Les acheteurs, toujours plus nombreux, font monter les enchères. Si bien que la valeur des maisons unifamiliales au Québec a grimpé de 75% depuis 2001, et celle des condos à Montréal, de 83%! Il y a donc lieu de se demander si une famille ou un couple doit acheter une propriété au risque de leur santé financière.

Attention aux agents immobiliers!

En général, les acheteurs s'adressent d'abord aux agents immobiliers, qui leur présentent souvent des propriétés dépassant leur capacité de paiement. Même s'ils obtiennent le prêt nécessaire auprès des institutions financières, il n'est pas dit que cet achat leur permettra de vivre décemment. «Dans l'industrie immobilière, il est triste de voir que l'on fonctionne avec des ratios d'endettement qui n'ont pas changé depuis les années 1980», déplore Lise Laberge, planificatrice financière chez Option Retraite à Québec. En effet, ces ratios ne tiennent nullement compte de l'épargne nécessaire à la réalisation d'autres projets que celui de l'habitation.

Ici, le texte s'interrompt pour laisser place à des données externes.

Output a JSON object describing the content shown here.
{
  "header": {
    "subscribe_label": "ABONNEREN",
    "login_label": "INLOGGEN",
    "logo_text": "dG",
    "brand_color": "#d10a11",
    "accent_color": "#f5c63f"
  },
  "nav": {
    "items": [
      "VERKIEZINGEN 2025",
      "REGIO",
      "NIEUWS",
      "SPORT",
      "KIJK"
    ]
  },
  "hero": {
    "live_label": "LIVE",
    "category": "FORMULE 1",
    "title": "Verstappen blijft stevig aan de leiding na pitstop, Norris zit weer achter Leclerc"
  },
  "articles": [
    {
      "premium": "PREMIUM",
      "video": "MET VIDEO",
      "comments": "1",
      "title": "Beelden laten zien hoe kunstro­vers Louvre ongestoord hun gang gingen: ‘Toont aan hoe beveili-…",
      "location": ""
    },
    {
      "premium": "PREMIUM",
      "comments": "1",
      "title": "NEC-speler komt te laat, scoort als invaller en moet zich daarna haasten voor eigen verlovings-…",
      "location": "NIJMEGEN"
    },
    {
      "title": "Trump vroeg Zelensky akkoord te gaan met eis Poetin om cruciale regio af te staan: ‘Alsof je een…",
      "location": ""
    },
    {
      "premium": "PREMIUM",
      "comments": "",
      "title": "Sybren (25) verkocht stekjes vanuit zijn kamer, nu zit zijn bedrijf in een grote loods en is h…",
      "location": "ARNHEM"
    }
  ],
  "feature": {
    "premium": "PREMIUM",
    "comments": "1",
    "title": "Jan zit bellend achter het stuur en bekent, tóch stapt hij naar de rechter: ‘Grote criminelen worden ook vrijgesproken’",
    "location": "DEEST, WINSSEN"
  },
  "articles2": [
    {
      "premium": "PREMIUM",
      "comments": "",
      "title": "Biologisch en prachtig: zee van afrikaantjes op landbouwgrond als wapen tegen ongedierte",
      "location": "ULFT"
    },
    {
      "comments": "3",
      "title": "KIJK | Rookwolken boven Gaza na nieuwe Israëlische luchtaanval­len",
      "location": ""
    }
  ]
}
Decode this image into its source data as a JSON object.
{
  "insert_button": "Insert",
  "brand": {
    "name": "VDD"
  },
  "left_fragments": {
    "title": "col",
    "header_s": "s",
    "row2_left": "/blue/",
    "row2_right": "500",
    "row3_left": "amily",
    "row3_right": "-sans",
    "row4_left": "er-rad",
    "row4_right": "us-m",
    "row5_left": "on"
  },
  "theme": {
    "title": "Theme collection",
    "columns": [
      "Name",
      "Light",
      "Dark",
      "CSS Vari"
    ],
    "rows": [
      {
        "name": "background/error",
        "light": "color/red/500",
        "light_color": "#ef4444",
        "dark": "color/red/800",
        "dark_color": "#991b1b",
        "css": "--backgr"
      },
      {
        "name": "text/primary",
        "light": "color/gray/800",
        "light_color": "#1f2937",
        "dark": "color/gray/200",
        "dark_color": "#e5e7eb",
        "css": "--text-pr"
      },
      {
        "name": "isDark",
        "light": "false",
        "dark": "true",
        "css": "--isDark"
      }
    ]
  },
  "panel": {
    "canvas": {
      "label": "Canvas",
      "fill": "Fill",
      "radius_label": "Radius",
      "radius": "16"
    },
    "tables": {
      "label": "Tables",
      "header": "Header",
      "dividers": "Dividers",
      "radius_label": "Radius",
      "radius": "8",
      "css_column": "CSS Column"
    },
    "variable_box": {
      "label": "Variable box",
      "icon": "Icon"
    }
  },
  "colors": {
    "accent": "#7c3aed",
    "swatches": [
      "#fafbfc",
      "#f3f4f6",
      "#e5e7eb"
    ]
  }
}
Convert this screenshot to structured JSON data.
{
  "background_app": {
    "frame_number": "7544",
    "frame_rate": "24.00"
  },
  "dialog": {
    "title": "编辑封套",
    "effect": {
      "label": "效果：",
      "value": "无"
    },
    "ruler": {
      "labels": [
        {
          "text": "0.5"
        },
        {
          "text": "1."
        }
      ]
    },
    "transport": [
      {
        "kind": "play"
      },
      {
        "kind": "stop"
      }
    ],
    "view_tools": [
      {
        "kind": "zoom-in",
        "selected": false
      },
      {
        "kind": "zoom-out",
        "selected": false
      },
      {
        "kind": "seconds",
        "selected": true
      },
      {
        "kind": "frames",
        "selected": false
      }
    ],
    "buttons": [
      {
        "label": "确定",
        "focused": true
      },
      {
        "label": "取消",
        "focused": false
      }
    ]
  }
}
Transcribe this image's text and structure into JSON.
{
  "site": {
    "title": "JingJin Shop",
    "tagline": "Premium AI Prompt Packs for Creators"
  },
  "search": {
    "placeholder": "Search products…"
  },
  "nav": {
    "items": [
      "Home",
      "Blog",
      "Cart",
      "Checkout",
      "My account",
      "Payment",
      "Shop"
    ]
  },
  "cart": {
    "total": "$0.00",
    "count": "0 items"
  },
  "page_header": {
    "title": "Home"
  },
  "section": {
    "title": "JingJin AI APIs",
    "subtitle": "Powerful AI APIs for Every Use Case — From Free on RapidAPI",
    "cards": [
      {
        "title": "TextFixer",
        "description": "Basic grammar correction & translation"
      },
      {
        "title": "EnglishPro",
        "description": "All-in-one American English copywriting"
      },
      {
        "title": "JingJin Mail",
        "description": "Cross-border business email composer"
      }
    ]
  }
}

Avant de vous lancer dans l'aventure immobilière, vous devez donc évaluer si les dépenses que vous planifiez concordent avec vos entrées de fonds, tout en vous permettant de maintenir un train de vie convenable. À ce titre, voici les deux ratios utilisés dans le secteur de l'immobilier résidentiel. Il est recommandable d'y inclure un montant périodique destiné aux épargnes et aux imprévus.


Évaluer sa capacité de paiement: faites le calcul!
1. L'amortissement brut de la dette (ABD), soit un ratio de 32% du revenu brut, sert à estimer les sommes maximales pouvant être consacrées au logement.

Capital et intérêts taxes frais de chauffage
____________________________________= max. 30 à 32% du revenu brut mensuel

«Selon ce ratio, un ménage dont les revenus bruts se situent à 60 000$ pourrait consacrer au maximum 19 200$ par année ou 1 600$ par mois à son logement, soit 32% du revenu brut familial mensuel», explique Éric Brassard, planificateur financier et auteur du livre Un chez soi à son coût. Cependant, certains planificateurs recommandent de ne pas consacrer au logement plus de 32% du revenu net, soit le revenu en poche après imposition.

2. L'amortissement total de la dette (ATD), le deuxième ratio, ne doit pas dépasser 40%. Ce ratio exprime le total des dettes ou du passif (prêt auto, hypothèque, solde des cartes de crédit, prêt étudiant, etc.) par rapport aux revenus globaux de l'individu ou du couple. En langage financier, le passif réfère à l'ensemble des dettes d'un individu, alors que l'actif comprend à la fois ses revenus nets annuels de même que ses épargnes et ses propriétés.

Endettement: n'étirez pas trop l'élastique!

Trop souvent, les nouveaux propriétaires s'endettent au maximum de ces ratios et les défoncent allègrement par la suite. «Lorsque le prêt hypothécaire et les dépenses reliées à la propriété ne laissent pas suffisamment de marge de manoeuvre aux nouveaux acquéreurs, ceux-ci s'endettent au-delà de leurs moyens quand un enfant arrive dans le décor ou quand vient le temps d'acheter une seconde voiture», explique Mme Laberge.